気が付くと、六道骸にしがみついてうずくまっていた。

 ああ。
 まだ生きている。溜息を付くと、肺が軋んだ。それだけではない。体中がひどく痛む。
 柿本千種は満身創痍だった。
 徐々に五感が回りの情報を集め始める。暗い。視界はぼやけている。だが眼鏡は無くさなかったようで、安堵する。自分が身を預けた人と、向こう側に、似た様な姿の淡い色の頭がぼんやりとだが見えた。焦げ臭い匂い、生臭い匂い、炎と鉄錆の匂い。お馴染みの。

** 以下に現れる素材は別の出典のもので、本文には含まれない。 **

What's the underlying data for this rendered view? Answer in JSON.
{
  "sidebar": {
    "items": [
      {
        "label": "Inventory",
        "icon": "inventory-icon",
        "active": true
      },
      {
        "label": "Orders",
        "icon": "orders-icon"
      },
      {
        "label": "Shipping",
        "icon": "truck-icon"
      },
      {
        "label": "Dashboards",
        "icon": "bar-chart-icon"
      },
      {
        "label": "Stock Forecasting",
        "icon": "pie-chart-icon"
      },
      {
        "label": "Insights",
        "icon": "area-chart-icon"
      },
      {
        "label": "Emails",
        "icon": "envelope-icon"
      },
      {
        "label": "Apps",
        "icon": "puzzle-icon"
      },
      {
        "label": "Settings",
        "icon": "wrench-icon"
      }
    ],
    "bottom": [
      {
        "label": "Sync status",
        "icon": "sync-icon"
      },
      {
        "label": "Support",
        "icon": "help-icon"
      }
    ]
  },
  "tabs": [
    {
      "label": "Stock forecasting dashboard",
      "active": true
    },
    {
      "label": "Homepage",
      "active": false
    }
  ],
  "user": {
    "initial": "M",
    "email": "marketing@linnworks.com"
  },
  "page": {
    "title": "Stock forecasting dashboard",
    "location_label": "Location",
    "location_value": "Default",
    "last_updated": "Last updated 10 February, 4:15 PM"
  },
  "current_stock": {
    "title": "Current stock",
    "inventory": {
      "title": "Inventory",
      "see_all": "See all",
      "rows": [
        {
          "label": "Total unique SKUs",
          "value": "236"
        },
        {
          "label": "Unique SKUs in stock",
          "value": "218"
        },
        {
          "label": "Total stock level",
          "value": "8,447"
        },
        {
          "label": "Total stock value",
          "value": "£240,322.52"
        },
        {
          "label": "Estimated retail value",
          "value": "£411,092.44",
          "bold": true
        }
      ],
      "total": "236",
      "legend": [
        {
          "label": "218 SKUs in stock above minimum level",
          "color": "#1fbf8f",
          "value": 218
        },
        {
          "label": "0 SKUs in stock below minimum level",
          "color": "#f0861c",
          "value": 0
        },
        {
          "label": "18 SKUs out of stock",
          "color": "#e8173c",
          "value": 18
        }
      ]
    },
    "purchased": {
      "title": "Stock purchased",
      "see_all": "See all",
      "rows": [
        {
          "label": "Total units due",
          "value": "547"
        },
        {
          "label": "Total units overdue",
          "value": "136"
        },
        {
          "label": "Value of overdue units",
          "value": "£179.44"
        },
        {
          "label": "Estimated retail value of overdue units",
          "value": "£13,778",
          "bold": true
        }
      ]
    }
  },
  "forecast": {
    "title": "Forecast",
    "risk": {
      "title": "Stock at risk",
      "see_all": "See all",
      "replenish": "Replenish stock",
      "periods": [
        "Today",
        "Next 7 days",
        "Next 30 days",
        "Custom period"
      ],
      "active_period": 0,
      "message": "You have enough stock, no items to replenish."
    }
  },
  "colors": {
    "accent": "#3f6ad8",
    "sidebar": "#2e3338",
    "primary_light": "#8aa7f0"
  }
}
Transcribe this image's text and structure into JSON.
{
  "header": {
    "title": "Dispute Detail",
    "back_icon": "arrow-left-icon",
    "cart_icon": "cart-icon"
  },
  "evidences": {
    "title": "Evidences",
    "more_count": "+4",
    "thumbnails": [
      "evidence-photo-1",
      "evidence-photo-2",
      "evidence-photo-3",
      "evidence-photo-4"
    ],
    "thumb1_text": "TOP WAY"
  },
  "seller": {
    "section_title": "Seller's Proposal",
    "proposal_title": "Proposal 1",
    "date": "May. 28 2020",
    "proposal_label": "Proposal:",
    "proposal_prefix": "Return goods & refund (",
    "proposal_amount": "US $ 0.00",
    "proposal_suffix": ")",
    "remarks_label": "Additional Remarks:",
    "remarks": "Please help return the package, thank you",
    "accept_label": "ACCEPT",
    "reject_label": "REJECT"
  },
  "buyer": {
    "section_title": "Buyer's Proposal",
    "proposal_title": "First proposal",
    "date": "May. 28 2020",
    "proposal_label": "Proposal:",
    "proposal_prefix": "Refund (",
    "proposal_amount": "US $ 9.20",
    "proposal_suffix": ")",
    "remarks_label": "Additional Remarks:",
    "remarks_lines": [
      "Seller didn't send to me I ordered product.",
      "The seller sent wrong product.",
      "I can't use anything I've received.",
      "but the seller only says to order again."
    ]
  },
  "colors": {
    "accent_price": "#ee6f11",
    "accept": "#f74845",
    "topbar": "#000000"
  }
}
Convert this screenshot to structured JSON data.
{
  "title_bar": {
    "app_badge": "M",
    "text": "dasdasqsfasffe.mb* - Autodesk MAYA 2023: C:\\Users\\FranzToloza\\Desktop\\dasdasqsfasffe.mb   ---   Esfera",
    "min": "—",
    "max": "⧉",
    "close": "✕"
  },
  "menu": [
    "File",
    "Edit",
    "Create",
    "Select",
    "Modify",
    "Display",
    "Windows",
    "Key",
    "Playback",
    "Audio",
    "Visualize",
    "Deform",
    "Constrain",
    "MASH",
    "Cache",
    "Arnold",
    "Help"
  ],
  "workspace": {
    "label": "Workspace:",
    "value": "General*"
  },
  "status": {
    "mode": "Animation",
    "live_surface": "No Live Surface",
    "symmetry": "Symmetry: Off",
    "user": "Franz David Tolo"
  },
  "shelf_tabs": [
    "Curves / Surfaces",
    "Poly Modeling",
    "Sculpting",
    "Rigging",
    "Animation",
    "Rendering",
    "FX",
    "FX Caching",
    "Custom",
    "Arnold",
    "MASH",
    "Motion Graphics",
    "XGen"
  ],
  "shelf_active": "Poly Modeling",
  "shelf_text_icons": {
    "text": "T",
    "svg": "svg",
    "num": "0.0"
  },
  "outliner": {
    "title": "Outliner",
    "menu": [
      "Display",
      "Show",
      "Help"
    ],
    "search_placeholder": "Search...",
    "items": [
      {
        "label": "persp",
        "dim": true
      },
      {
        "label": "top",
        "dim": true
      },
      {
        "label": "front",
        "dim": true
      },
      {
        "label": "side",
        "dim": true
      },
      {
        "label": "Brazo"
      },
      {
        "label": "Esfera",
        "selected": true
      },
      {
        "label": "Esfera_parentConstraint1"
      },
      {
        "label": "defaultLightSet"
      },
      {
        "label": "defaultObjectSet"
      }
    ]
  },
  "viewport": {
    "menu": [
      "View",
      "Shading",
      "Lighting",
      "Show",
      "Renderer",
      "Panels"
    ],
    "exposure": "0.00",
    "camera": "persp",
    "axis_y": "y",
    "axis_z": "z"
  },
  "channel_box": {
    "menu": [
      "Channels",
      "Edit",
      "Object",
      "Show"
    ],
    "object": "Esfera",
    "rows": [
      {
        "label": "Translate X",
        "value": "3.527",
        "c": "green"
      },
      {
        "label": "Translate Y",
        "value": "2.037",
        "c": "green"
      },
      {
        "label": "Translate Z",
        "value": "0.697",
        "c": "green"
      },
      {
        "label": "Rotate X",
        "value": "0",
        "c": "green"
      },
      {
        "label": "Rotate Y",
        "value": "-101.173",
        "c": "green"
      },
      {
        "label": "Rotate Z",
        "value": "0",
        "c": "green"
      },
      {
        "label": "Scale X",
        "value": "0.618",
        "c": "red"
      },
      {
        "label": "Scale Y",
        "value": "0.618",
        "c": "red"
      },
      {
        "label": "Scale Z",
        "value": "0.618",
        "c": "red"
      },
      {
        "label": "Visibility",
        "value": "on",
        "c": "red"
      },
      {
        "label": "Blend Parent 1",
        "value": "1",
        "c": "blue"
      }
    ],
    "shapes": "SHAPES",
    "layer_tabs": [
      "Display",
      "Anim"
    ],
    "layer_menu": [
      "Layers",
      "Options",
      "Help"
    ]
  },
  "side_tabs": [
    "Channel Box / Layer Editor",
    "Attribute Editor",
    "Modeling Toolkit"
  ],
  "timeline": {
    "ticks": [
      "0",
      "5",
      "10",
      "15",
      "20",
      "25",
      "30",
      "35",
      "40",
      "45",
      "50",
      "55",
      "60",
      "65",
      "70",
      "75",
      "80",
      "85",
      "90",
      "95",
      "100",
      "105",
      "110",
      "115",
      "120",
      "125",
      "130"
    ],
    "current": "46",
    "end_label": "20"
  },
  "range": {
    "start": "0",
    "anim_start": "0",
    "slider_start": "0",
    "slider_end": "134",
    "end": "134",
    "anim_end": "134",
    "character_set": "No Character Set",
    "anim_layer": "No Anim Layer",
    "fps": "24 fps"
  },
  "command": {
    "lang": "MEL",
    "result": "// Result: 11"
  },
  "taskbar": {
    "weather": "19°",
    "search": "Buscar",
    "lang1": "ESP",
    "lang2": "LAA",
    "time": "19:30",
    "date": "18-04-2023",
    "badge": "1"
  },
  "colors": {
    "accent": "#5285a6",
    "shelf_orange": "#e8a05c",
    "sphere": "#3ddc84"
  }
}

右半身と左肩に触れる、暖かさ、ぬくもり、体温。自分を抱いている人の熱。
 ああ。
 まだ生きている。生きているのだ。人を殴って、殴られて、傷つけて、傷つけられて、殺して、なんとか殺されずに生きている。柿本千種は再び息をつき、再び目を閉じ、目の奥に生まれた熱さを封じようとした。
 その時だった。
 千種は骸が何かつぶやいているのに気付いた。目を閉じねば気付けないほど、かすかな声だった。
「骸さま……?」
 返事は無い。言うことを聞かない体を動かして彼の横顔を見ても、彼のうつくしい顔はどこか穏やかで、ずっと遠くを見る目をしている。口元だけが微かに動いていた。珍しいことではないので、千種は黙って耳を澄ましたが、意味はわからない。彼の知る言語ではなかった。そして、耳慣れない音の一つ一つに、旋律がある。
「……歌?」
六道骸は歌っていた。
「こもりうただ」
 第三の声が割り込んだ。
「なんだ犬、生きてたの」
「ひっでー。柿ピーひっでーの!」
「お前、子守唄なんかひとつも知らないだろ」
「へへ」
   骸は歌い続けている。たしかに、子守唄と呼べそうな、穏やかで、静かで、どこか哀しみのこもった歌だ。死体の山の中で、自分たちを両手に抱えて、六道骸は歌っていた。
(この人は狂ってる)
 閉じたまぶたの合わせ目まで、底のほうにあった熱さが上がってきている。薄れ始めた意識がその向こうに光を感じていた。夜明けが来たのかも知れない。そういえば、ここはとても寒い。夜明け前が一番暗く寒い。自分を優しげに抱く、この狂人のあたたかさが唯一絶対のものだと、改めて錯覚しなおすには充分だ。
最悪の今日を送り、最低の明日を迎える為に、柿本千種はうたかたの休息をむさぼることにした。